Efflorescence semble ménager un répit à la densité du discours qu’Apolline Jesupret (1995-) déploie dans Lueurs, la première monographie qui lui est consacrée (à 28 ans, c’est plutôt précoce -deux pièces sont des arrangements, pas des plus aisés) : ces six miniatures pour guitare, percussions, piano (et, ponctuellement, voix) sont le premier travail (au titre calculé et adéquat, un processus intime d’une personnalité d’apparence retenue mais à l’intériorité intense) de la jeune pianiste rejoignant en 2016 la classe de composition de Claude Ledoux ; chacune de ces floraisons décalque un sens et une façon d’imaginer la musique : Ancolie, une plante herbacée vivace aux fleurs bleues, blanches ou rouges et à l’étymologie aquavore, évoque eau et sirène ; les racines démultipliées de la Glycine sont rendues, après un départ qui cache son jeu, par une émergence de courtes lignes musicales qui se déplient ; dans Pivoine Apolline fait des pointes, pudique et virginale, et puis les coupe crûment au cutter ; Hibiscus parle d’éphémère ; et pour le rustique et toxique Hellébore, la guitare frémit et le piano pique.

« Dis Siri », « Alexa », « Ok Google »… « Ok Gaïa » (avec ses guillemets) est l’accroche de l’assistant vocal imaginaire que la compositrice convoque dans une pièce qui pourrait être à la musique ce que Les Temps Modernes est au cinéma : quand Chaplin use d’un humour grimaçant, Jesupret mécanise une atmosphère qui, dès son départ claquant, n’est ni neutre ni rassurante en une ascension menaçante et asservissante -elle y mêle des sons empruntés aux géants de la malbouffe et de la tech (le malvivre ?) : bien fait, ils ne se gênent pas pour nous enfermer dans des suites finies de 0 et de 1. A cette troublante partition s’ajoute l’impressionnante Et sous Mossoul, autre pièce majeure du disque (aux mains de l’Ensemble Hopper), basée sur le texte (traduit en allemand), à la noirceur soutenue, de Siham Djabbar et montrant, au travers de sa construction en arche (des ténèbres vers la lumière vers les ténèbres), le sous-sol creusé de galeries de Mossoul, deuxième ville d’Irak, lieu d’une cruelle bataille entre le pouvoir chiite et l’auto-proclamé califat sunnite : la musique est violente, féroce, d’une vigueur qui ne rompt pas -et si l’espoir est dans la lumière, il est aussi ténu qu’un intervalle dans une tranchée entre deux avalanches de roquettes. Entre ces deux œuvres orchestrales, intervient en 2019 Lueurs immergées, où Jesupret rejoue Jekyll et Hyde : la compositrice écrit pour son instrument comme pour un ensemble, la pianiste décrypte et cherche l’interprétation juste -celle qui parle à celui qui écoute ; si de brefs instants frôlent une certaine jazzitude, la pièce creuse une nouvelle face obscure et inquiétante- et on est heureux de la relégation de la psychanalyse en fac de philo, qui en aurait fait ses choux gras.

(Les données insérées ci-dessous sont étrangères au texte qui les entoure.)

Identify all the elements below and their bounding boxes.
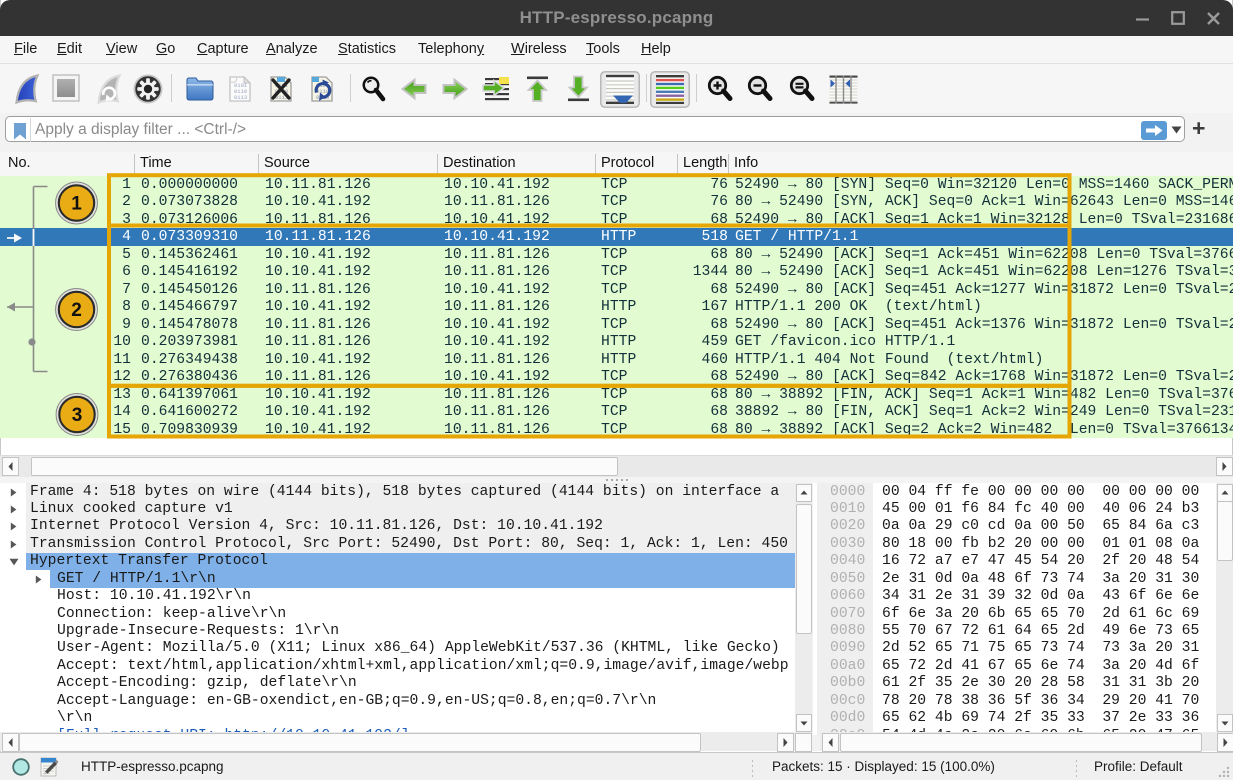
svg-text:0113: 0113 [234, 94, 247, 101]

C’est un hommage qu’elle lui fait et il le lui rend bien, parlant de la musique de son élève comme « faite de vibrations et d’oscillations aux vitesses multiples comme des myriades » : A Butterfly’s Dream, de Ledoux, œuvre imposée de la finale du Concours Reine Elisabeth 2016, arrangé par Jésupret-la-soliste pour orchestre de chambre (Musiques Nouvelles), raconte cette expérience hypnagogique commune où l’on confond volontiers rêve et réalité, plus exactement celle de Tchouang Tseu émergeant d’un songe où il s’est vu papillon ; l’œuvre est un « équilibre subtil […] entre la force et la délicatesse, entre la rigueur et la liberté, entre l’expressivité et l’intériorité » (cette fois c’est l’élève qui qualifie le maître).

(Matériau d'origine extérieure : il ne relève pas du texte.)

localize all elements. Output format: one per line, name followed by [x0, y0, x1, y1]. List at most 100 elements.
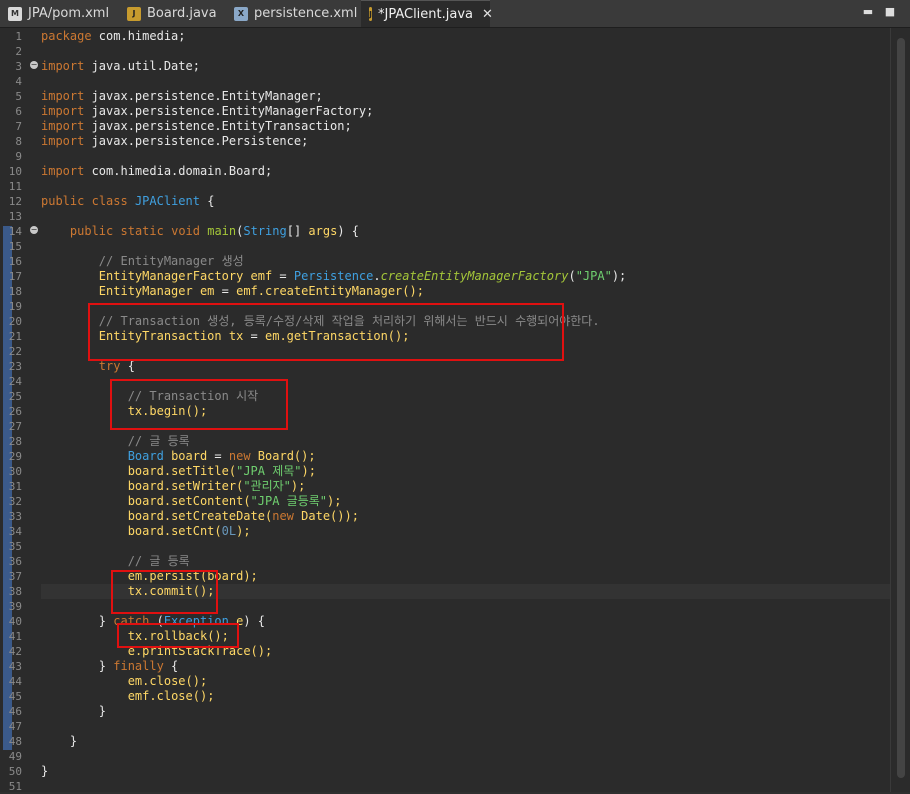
code-line: board.setContent("JPA 글등록");: [127, 494, 342, 508]
line-number: 33: [8, 510, 22, 523]
line-number: 40: [8, 615, 22, 628]
line-number: 48: [8, 735, 22, 748]
fold-collapse-icon[interactable]: −: [30, 226, 38, 234]
tab-board-java[interactable]: J Board.java: [119, 0, 224, 27]
code-line: import javax.persistence.EntityManagerFa…: [41, 104, 374, 118]
line-number: 34: [8, 525, 22, 538]
line-number: 24: [8, 375, 22, 388]
code-line: Board board = new Board();: [127, 449, 316, 463]
code-line: }: [98, 704, 107, 718]
tab-jpaclient-java[interactable]: J *JPAClient.java ✕: [361, 0, 493, 27]
code-line: package com.himedia;: [41, 29, 186, 43]
code-line: public static void main(String[] args) {: [69, 224, 360, 238]
close-icon[interactable]: ✕: [482, 7, 493, 22]
line-number: 14: [8, 225, 22, 238]
code-line: } finally {: [98, 659, 179, 673]
line-number: 28: [8, 435, 22, 448]
line-number: 49: [8, 750, 22, 763]
line-number: 10: [8, 165, 22, 178]
line-number: 11: [8, 180, 22, 193]
line-number: 47: [8, 720, 22, 733]
highlight-box-transaction-create: [88, 303, 564, 361]
line-number: 6: [15, 105, 22, 118]
line-number: 15: [8, 240, 22, 253]
line-number: 9: [15, 150, 22, 163]
line-number: 26: [8, 405, 22, 418]
line-number: 1: [15, 30, 22, 43]
line-number: 7: [15, 120, 22, 133]
tab-persistence-xml[interactable]: X persistence.xml: [226, 0, 360, 27]
editor-tab-bar: M JPA/pom.xml J Board.java X persistence…: [0, 0, 910, 28]
line-number: 29: [8, 450, 22, 463]
line-number: 32: [8, 495, 22, 508]
line-number: 39: [8, 600, 22, 613]
line-number: 35: [8, 540, 22, 553]
code-line: EntityManagerFactory emf = Persistence.c…: [98, 269, 627, 283]
line-number: 8: [15, 135, 22, 148]
maven-file-icon: M: [8, 6, 22, 21]
highlight-box-rollback: [117, 623, 239, 648]
line-number: 17: [8, 270, 22, 283]
code-comment: // 글 등록: [127, 554, 190, 568]
line-number: 25: [8, 390, 22, 403]
code-line: try {: [98, 359, 135, 373]
code-line: board.setWriter("관리자");: [127, 479, 306, 493]
code-editor[interactable]: 1 2 3 4 5 6 7 8 9 10 11 12 13 14 15 16 17 18 19 20 21 22 23 24 2…: [0, 28, 910, 793]
line-number: 3: [15, 60, 22, 73]
line-number: 36: [8, 555, 22, 568]
line-number: 38: [8, 585, 22, 598]
line-number: 27: [8, 420, 22, 433]
code-line: import javax.persistence.EntityTransacti…: [41, 119, 352, 133]
code-line: board.setTitle("JPA 제목");: [127, 464, 316, 478]
line-number: 20: [8, 315, 22, 328]
line-number: 37: [8, 570, 22, 583]
line-number: 18: [8, 285, 22, 298]
line-number: 43: [8, 660, 22, 673]
line-number: 45: [8, 690, 22, 703]
tab-label: persistence.xml: [254, 6, 358, 21]
line-number: 44: [8, 675, 22, 688]
tab-label: Board.java: [147, 6, 217, 21]
fold-collapse-icon[interactable]: −: [30, 61, 38, 69]
code-line: import com.himedia.domain.Board;: [41, 164, 273, 178]
line-number: 12: [8, 195, 22, 208]
code-comment: // EntityManager 생성: [98, 254, 244, 268]
code-line: import javax.persistence.EntityManager;: [41, 89, 323, 103]
line-number-gutter: 1 2 3 4 5 6 7 8 9 10 11 12 13 14 15 16 17 18 19 20 21 22 23 24 2…: [0, 28, 30, 793]
xml-file-icon: X: [234, 6, 248, 21]
line-number: 30: [8, 465, 22, 478]
code-line: }: [41, 764, 49, 778]
line-number: 2: [15, 45, 22, 58]
code-line: import java.util.Date;: [41, 59, 200, 73]
line-number: 5: [15, 90, 22, 103]
vertical-scrollbar[interactable]: [890, 28, 910, 792]
code-line: em.close();: [127, 674, 208, 688]
line-number: 50: [8, 765, 22, 778]
code-comment: // 글 등록: [127, 434, 190, 448]
tab-pom-xml[interactable]: M JPA/pom.xml: [0, 0, 112, 27]
java-file-icon: J: [127, 6, 141, 21]
line-number: 22: [8, 345, 22, 358]
code-line: EntityManager em = emf.createEntityManag…: [98, 284, 424, 298]
line-number: 41: [8, 630, 22, 643]
java-file-icon: J: [369, 7, 372, 21]
tab-label: *JPAClient.java: [377, 6, 473, 22]
line-number: 31: [8, 480, 22, 493]
minimize-icon[interactable]: ▬: [862, 6, 874, 18]
tab-label: JPA/pom.xml: [28, 6, 110, 21]
code-line: emf.close();: [127, 689, 215, 703]
code-line: import javax.persistence.Persistence;: [41, 134, 309, 148]
line-number: 21: [8, 330, 22, 343]
code-line: board.setCnt(0L);: [127, 524, 251, 538]
code-line: }: [69, 734, 78, 748]
line-number: 23: [8, 360, 22, 373]
highlight-box-commit: [111, 570, 218, 614]
scrollbar-thumb[interactable]: [897, 38, 905, 778]
maximize-icon[interactable]: ■: [884, 6, 896, 18]
line-number: 19: [8, 300, 22, 313]
line-number: 13: [8, 210, 22, 223]
line-number: 16: [8, 255, 22, 268]
line-number: 46: [8, 705, 22, 718]
code-line: board.setCreateDate(new Date());: [127, 509, 359, 523]
code-line: public class JPAClient {: [41, 194, 215, 208]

Un peu à part dans ce disque dont la diversité multiplie les émotions, l’étonnante Valse à mille temps prend le contrepied de l’accélération tourbillonnante du chant de Jacques Brel : ici c’est la musique qui s’emballe quand la voix fait face ; fait face à un monde en croissance aussi infinie qu’irréelle ; fait face à un anthropocentrisme qui trop incite à l’individu sans sens social -Apolline Jesupret ressent tout et n’a peur de rien.

Son : 8 – Livret : 8 – Répertoire : 9 – Interprétation : 8

Bernard Vincken

Chronique réalisée sur base de l'édition digitale.